Ja, das war ein ganz schöner Aufwand – es war meine Semesterarbeit für die Uni. Ich studiere Medientechnik, Schwerpunkt Audio/Video-Design und da konnte ich alles gleich anwenden. Ein Teil des Equipments konnten wir uns zwar von der Uni ausleihen, aber vieles mussten wir auch anmieten – die Location natürlich auch. Relapse wollten ein old school Performance-Video. Wir haben auf jeden Fall versucht, diesen old school Vibe einzubringen. Ich denke, es ist ganz okay geworden. Bei MySpace lief das Ding ganz gut, wir haben viele Clicks bekommen.


Würdest du uns noch an deinen Gedanken zu der ganzen Download-Problematik teilhaben lassen?
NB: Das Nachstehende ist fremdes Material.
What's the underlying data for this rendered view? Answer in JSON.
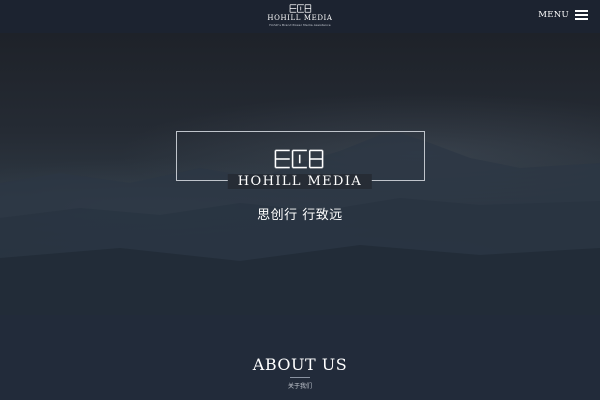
{
  "header": {
    "brand": "HOHILL MEDIA",
    "tagline": "Hohill's Brand Power Media Assistance",
    "menu_label": "MENU",
    "logo_icon": "hohill-logo-mark",
    "menu_icon": "hamburger-icon"
  },
  "hero": {
    "brand": "HOHILL MEDIA",
    "slogan": "思创行 行致远",
    "background": "misty-mountain-landscape"
  },
  "about": {
    "title": "ABOUT US",
    "subtitle": "关于我们"
  },
  "colors": {
    "header_bg": "#1c2330",
    "about_bg": "#222b3a",
    "text": "#ffffff",
    "frame": "#bfc4cb"
  }
}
Uh, schwieriges Thema, haha. Ich hab ein Problem damit, dass ich, wenn die "Cosmogenesis" google, mehr Torrent- und Quelldatein zum Downloaden als Reviews finde. Das ärgert mich. Die meisten Leute checken einfach nicht, dass sie wenn sie sich Sachen runterladen, auch wenn es Alben von großen Bands wie z.B. METALLICA sind, davon letztlich die kleinen Underground-Bands betroffen sind. Wenn die Plattenfirmen massive Verluste haben, dann führt das dazu, dass sie sich noch nur große Namen angeln, die noch ordentlich verkaufen und kein Geld mehr für kleine Band ausgeben. Die ganzen Downloader, die selber in einer Band spielen, machen sich damit quasi selbst ihre Chancen kaputt, einen Deal zu bekommen. Das ist jetzt nur ein kleiner Aspekt des ganzen Themas, aber ich finde es einfach nicht okay. Am besten haben die Problematik ENSLAVED dargestellt, die einem norwegischen Minister, der sich für Downloads ausgesprochen hat, ein Schaf geklaut haben. Mit dem Argument, dass es eben genau das Gleiche ist, wie wenn man eine Scheibe downloadet. Das Problem ist eben auch: Wenn du als Band nicht genügend Platten verkaufst, dann kannst du auch nicht auf Tour gehen. Sprich: Viele Leute, die sich in Internetforen über Bands auslassen, die nicht oft touren, sind meistens selber schuld, weil sie sich munter Alben aus dem Netz ziehen. Um es kurz zu machen: Downloaden ist nicht gut.